Features

Growing for it
Published 04 February 2018

Gareth Ward picks produce from the garden at Ynyshir

Sourcing produce from local suppliers simply isn’t enough for a growing band of chefs, who are taking ‘locally sourced’ to the extreme by growing their own fruit and vegetables

At a time when food costs are increasing, many restaurants and pubs are going the extra yard when it comes to reducing food miles between plot and plate by supplying their own kitchens.

Whether it’s eating within a garden such as Petersham Nurseries Café, dining in the middle of a farm like Coombeshead Farm in Cornwall or enjoying a meal in the heart of the city with its own rooftop garden such as The Dairy in Clapham, more and more chefs are writing menus around the seasonal produce they pick themselves on the day.

At Ynyshir in Powys, head chef Gareth Ward and his team can walk a few paces from the kitchen to the Victorian walled garden and pick their own tomatoes, beans, artichokes, greens, salad leaves, asparagus, fennel, horseradish and herbs. That’s when they aren’t picking apples, plums, pears, quince, figs and soft summer fruits.

In Bristol, Birch restaurant owners Sam Leach and Beccy Massey are producing the majority of their own vegetables and fruit on a smallholding on the outskirts of the city, working there on the days they aren’t open, or visiting it on the way to the restaurant.

Bristol has long enjoyed a reputation as a city that takes sustainability and organics seriously – the Soil Association has been based there for decades – and a number of local restaurants now grow their own, including Wilsons, where chef Jan Ostle’s wife, Mary Wilson, grows a multitude of vegetables, herbs and salad leaves organically and biodynamically in polytunnels on an acre of land a short drive from the restaurant.

‘From a chef’s point of view, it’s an incredible palette to work from,’ says Ostle. ‘Having any produce that is picked that morning and served in its prime is a dream come true for any chef and it continues to excite and challenge us in a kitchen where the menu changes most days.’

More than 50% of the produce on the menu at Wilsons is grown themselves, which Ostle says can also save money for a restaurant at a time when prices are soaring and margins shrinking.

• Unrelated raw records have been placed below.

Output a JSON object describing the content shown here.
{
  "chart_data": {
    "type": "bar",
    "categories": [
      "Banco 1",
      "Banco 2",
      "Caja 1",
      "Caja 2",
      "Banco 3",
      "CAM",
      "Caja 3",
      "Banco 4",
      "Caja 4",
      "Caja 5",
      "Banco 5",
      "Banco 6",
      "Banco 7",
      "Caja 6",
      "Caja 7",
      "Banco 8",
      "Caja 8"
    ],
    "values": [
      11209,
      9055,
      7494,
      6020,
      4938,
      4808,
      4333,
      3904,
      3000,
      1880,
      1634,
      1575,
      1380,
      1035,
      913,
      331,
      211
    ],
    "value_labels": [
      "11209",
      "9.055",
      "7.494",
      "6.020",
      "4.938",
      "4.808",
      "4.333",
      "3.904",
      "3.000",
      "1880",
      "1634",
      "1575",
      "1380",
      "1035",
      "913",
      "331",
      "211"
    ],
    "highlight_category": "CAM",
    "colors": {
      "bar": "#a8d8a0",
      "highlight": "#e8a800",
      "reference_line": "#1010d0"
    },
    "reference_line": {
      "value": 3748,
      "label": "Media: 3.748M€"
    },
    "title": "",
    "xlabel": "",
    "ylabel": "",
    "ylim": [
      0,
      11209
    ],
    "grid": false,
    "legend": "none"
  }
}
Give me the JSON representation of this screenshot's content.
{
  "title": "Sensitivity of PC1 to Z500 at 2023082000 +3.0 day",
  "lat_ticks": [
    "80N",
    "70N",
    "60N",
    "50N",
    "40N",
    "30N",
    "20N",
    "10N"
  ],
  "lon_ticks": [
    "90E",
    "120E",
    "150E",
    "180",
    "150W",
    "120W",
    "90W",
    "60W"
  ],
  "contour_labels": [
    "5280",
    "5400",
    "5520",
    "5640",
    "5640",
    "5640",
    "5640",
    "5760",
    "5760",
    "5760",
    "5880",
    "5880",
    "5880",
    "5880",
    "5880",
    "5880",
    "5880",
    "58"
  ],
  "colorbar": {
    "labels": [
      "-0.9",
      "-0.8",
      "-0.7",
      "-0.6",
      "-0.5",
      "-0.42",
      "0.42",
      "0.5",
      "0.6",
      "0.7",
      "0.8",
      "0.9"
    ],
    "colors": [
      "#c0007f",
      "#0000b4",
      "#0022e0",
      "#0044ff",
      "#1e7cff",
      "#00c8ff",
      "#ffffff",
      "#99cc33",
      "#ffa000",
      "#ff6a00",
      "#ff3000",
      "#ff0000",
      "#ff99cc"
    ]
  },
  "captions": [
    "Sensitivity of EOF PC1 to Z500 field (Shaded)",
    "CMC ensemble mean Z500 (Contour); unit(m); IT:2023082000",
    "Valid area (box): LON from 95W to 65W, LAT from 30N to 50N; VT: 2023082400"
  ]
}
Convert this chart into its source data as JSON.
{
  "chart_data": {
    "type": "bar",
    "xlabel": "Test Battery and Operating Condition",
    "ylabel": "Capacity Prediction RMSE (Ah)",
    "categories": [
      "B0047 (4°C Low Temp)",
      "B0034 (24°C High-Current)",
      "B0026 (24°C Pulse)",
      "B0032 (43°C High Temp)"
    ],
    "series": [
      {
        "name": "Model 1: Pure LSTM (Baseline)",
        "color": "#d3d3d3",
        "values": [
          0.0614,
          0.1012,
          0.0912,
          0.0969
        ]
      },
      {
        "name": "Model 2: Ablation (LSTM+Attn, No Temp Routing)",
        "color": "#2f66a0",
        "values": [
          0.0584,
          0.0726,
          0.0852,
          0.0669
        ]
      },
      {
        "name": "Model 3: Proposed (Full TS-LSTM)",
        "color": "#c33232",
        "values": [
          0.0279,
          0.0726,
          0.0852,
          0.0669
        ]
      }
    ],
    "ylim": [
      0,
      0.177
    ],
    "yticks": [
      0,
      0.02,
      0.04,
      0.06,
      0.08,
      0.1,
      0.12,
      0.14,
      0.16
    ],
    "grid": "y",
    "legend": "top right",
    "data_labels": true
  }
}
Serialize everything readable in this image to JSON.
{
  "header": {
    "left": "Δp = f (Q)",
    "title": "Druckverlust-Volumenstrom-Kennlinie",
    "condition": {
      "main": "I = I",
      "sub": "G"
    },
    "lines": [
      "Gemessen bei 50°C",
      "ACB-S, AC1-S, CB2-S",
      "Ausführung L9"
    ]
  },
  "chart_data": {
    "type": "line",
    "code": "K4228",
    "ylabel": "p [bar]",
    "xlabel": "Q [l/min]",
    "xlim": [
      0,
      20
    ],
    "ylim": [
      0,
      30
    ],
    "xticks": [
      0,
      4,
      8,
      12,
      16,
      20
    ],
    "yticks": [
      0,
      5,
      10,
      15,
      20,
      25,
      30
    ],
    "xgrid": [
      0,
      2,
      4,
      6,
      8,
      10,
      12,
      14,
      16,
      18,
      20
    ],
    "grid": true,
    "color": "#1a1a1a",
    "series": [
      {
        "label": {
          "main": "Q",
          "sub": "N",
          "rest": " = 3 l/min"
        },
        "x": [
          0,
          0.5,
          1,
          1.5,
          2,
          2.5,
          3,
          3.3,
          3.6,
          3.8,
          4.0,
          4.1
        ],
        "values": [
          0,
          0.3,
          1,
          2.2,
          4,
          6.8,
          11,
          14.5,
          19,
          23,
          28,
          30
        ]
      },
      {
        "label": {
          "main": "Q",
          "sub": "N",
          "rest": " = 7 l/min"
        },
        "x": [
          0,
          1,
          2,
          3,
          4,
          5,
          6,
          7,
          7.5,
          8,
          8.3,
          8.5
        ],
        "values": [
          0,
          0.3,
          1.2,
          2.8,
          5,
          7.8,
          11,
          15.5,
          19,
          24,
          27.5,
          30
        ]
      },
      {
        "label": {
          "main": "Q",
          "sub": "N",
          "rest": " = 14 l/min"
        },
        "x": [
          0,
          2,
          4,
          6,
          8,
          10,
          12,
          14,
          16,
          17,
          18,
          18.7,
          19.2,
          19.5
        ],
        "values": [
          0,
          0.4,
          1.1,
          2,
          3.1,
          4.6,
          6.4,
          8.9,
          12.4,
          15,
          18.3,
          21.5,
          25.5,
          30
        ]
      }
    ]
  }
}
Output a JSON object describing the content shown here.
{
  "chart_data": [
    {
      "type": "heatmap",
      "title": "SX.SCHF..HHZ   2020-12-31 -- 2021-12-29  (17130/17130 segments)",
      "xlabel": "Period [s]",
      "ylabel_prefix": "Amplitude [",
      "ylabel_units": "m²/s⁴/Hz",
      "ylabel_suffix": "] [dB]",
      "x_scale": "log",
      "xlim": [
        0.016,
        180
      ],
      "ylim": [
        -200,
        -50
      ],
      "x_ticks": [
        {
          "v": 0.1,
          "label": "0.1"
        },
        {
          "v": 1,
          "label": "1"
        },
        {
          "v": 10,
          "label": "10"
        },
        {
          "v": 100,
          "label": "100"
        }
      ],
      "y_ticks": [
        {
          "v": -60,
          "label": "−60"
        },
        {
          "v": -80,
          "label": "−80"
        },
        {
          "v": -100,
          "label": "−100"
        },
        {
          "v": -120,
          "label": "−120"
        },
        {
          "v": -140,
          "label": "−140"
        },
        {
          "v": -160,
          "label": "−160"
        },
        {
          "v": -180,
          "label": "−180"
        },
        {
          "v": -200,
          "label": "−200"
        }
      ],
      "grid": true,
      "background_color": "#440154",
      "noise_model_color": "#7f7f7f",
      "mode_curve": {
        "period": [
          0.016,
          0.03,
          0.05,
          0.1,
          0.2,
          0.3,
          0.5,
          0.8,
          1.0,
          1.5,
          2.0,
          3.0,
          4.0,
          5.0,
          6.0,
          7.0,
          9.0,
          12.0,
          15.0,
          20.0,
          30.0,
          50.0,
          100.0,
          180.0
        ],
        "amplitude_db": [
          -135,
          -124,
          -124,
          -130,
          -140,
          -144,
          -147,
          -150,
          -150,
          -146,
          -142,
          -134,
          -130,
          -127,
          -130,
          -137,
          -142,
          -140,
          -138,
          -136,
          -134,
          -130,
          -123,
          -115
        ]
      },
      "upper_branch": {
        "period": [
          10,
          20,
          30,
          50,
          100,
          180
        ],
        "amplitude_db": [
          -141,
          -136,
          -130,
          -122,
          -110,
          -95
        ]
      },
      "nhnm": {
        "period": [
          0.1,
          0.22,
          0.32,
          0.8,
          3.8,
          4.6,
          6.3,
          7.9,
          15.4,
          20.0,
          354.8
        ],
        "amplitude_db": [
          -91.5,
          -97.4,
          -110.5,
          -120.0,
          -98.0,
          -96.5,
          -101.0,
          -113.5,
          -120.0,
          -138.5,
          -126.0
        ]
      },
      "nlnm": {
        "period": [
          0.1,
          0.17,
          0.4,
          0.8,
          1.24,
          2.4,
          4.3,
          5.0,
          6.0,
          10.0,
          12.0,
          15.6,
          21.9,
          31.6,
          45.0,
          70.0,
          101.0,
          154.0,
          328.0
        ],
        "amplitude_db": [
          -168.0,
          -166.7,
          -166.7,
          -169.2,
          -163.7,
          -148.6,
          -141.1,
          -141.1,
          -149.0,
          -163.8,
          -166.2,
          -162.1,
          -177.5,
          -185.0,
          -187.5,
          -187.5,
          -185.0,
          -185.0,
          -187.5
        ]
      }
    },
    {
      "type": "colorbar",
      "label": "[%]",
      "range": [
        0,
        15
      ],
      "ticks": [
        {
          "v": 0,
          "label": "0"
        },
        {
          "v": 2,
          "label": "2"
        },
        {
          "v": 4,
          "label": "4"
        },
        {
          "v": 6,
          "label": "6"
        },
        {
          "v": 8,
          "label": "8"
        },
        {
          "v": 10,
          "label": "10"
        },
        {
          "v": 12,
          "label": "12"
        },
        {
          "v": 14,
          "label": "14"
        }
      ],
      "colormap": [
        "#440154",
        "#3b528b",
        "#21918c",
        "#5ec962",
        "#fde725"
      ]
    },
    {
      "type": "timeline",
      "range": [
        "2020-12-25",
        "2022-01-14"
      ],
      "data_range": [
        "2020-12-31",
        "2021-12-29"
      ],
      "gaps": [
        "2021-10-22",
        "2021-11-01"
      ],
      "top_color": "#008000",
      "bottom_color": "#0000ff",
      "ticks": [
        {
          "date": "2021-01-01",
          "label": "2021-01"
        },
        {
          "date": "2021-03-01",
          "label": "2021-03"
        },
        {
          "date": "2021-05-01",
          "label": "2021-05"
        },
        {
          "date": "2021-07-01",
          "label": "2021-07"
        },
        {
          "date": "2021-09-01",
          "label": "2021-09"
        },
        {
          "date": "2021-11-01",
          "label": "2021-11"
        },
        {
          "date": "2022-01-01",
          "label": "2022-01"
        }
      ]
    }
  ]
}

‘Some companies are using the whole Brexit thing as an excuse to make a quick buck. One supplier we were using last year increased some items by over 150% and used Brexit as an excuse.

‘Growing our own produce is a cornerstone of who we are at Wilsons and it continues to drive our business forward.’

After working at L'enclume, Kevin Tickle was used to cooking with seasonal produce grown a few yards from the kitchen and he has continued this at Forest Side in Grasmere.

Many of the ingredients are grown to the chef’s specifications and the restaurant’s kitchen garden provides about 60% of the fresh seasonal fruit and vegetables used on the menu.

The Felin Fach Griffin near Brecon started its garden with a few potato beds in 2002 and it was certified organic four years later. It has since grown to around half an acre under raised beds, as well as fruit trees and bushes.

Owner Edmund Inkin says: ‘The most productive crops on this ground tend to be broad beans, peas, onions, leeks and salads. We try to stagger the planting so that they each provide a steady flow through a couple of months but sod's law dictates that the crop all comes at once.

‘The garden can certainly inspire our chefs: the very action of going to the garden and picking is a pleasure. As each season progresses, they love the initial excitement of the first crops but I'd have to say that picking the 100th kilo of blackcurrants is, perhaps, not stemmed with the same enthusiasm as the first!

‘The uncertainty of a garden will always fuel menu inspiration, though, and the mere appearance of our own garden produce on the menu makes that menu look fresh.’